The ban against double patenting is no mere technicality. Its purpose is to prevent the prolongation of a monopoly by first taking out one patent and at a later date a second patent for substantially the same invention. There are some expressions in the books to the opposite effect. They seem to be out of line with what appears to be, to this Court, the prevailing rule of law, certainly the rule prevailing in this Circuit.
' The question then is whether the Hodge patent and the present application cover substantially the same invention. The only difference between the two sets of claims is that in the pending application the composition known as Zinc Bacitracin is claimed as such.
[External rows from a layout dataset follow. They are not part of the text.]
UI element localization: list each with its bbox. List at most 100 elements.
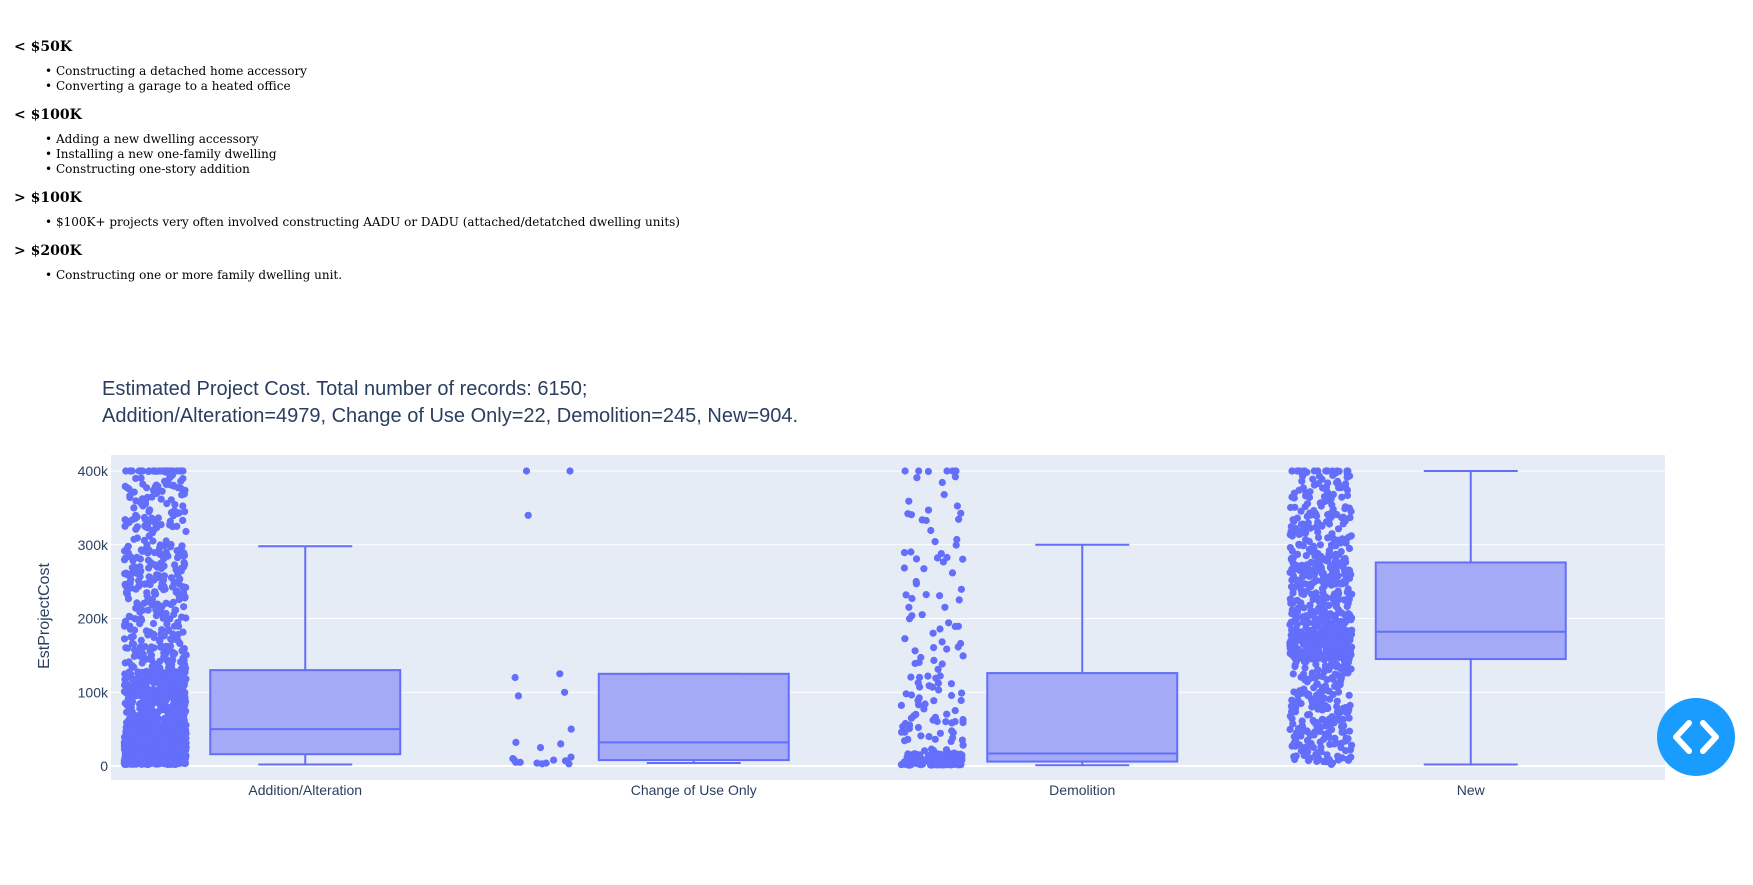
data-point — [126, 492, 134, 500]
data-point — [924, 672, 932, 680]
data-point — [179, 516, 187, 524]
data-point — [1309, 592, 1317, 600]
data-point — [902, 591, 910, 599]
data-point — [1323, 579, 1331, 587]
data-point — [957, 509, 965, 517]
data-point — [1327, 572, 1335, 580]
data-point — [124, 719, 132, 727]
data-point — [1341, 517, 1349, 525]
data-point — [182, 583, 190, 592]
data-point — [148, 599, 156, 607]
data-point — [182, 721, 190, 729]
note-item: Converting a garage to a heated office — [45, 79, 680, 94]
data-point — [120, 635, 129, 643]
data-point — [157, 559, 165, 567]
data-point — [125, 750, 133, 758]
data-point — [1288, 576, 1296, 584]
data-point — [1313, 607, 1322, 615]
data-point — [1321, 730, 1329, 738]
data-point — [1298, 722, 1306, 730]
data-point — [938, 660, 946, 668]
data-point — [1326, 514, 1334, 522]
data-point — [130, 725, 138, 733]
data-point — [152, 755, 160, 764]
data-point — [925, 733, 933, 741]
data-point — [1342, 480, 1350, 488]
data-point — [1312, 616, 1320, 624]
data-point — [179, 628, 187, 636]
data-point — [171, 650, 179, 658]
data-point — [912, 577, 920, 586]
data-point — [908, 594, 916, 603]
data-point — [1325, 520, 1333, 528]
data-point — [150, 517, 158, 526]
data-point — [1304, 567, 1313, 576]
data-point — [1288, 467, 1296, 475]
data-point — [1314, 533, 1323, 542]
data-point — [145, 532, 153, 540]
data-point — [900, 549, 909, 557]
data-point — [922, 516, 930, 525]
code-toggle-button[interactable] — [1657, 698, 1735, 776]
data-point — [171, 561, 179, 569]
data-point — [943, 467, 951, 475]
data-point — [1306, 601, 1314, 609]
data-point — [1338, 535, 1346, 543]
data-point — [1322, 718, 1330, 726]
data-point — [914, 697, 922, 705]
data-point — [958, 756, 966, 764]
data-point — [1306, 524, 1314, 532]
data-points — [120, 467, 1356, 769]
data-point — [1338, 493, 1346, 501]
note-item: Constructing a detached home accessory — [45, 64, 680, 79]
data-point — [136, 617, 144, 625]
data-point — [151, 467, 159, 475]
note-item: $100K+ projects very often involved cons… — [45, 215, 680, 230]
data-point — [153, 523, 161, 532]
data-point — [918, 611, 926, 619]
data-point — [158, 642, 167, 651]
data-point — [1324, 534, 1332, 542]
data-point — [1310, 507, 1318, 515]
data-point — [166, 517, 174, 525]
data-point — [951, 473, 960, 481]
chart-title-line-2: Addition/Alteration=4979, Change of Use … — [102, 405, 799, 427]
axes: 0 100k 200k 300k 400k Addition/Alteration Chan… — [78, 463, 1486, 798]
data-point — [1293, 646, 1301, 654]
data-point — [167, 496, 175, 504]
data-point — [1297, 507, 1305, 515]
data-point — [174, 636, 182, 645]
data-point — [1324, 479, 1332, 487]
data-point — [144, 579, 152, 587]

In the Hodge patent it was claimed in combination with a matrix which contained the composition.
It was held in the Application of Craige, 38 CCPA 1114, 189 F.2d 620, 623, that: “Certainly it cannot be inventive to merely take an old composition and put it into tablet form.” And again, the Court said in the same opinion: “Merely to form the instant prior art compositions into compressed tablet form for any reason whatsoever could hardly ever be called invention.”
The Court therefore concludes that there is no patentable difference between the Hodge patent and the invention claimed in the present application and, consequently, that the defense of double patenting must be sustained.
Although this conclusion would be sufficient to dispose of this case, it seems desirable to determine all of the issues involved, and therefore the Court will proceed to the issue of lack of invention.
It is claimed that zinc bacitracin cannot be a proper subject of a patent as a composition of matter because the process by which this substance was derived was described in certain publications cited by the Patent Office. While these publications did not use the term “zinc bacitracin”, both the Examiner and the Board of Appeals reached the conclusion that the process led inescapably to the production of zinc bacitracin and that therefore zinc bacitracin could not be deemed a new composition.
The plaintiff called a witness who testified that this process would not produce zinc bacitracin unless another vital step was added to the process, which was not mentioned in the prior art, namely, the introduction of caustic soda in order to reduce the acidity of the solution out of which zinc bacitracin is precipitated.
There being a difference of opinion between the Patent Office experts and the plaintiff’s expert, who is a member of the plaintiff’s staff, great weight must attach to the views of the technical experts of the Patent Office. Under the Patent Office practice there would have been an opportunity for the applicant to submit proof in support of his contention to the officials of the Patent Office. He failed to do so.
Moreover, experiments could have been conducted and the depositions of wit*367nesses taken in connection with this trial, or possibly witnesses who conducted the experiments could have been called to testify orally. This was not done. The •Court is of the opinion that the views of the Patent Office on this technical aspect of the matter have not been overcome by a preponderance of evidence.
On both grounds, the Court is of the opinion that the action of the Patent Office should be sustained. Accordingly, judgment will be rendered for the defendant.
Counsel will please submit proposed findings of fact and conclusions of law.
The Court is indebted to both counsel for a very able and helpful presentation of this case.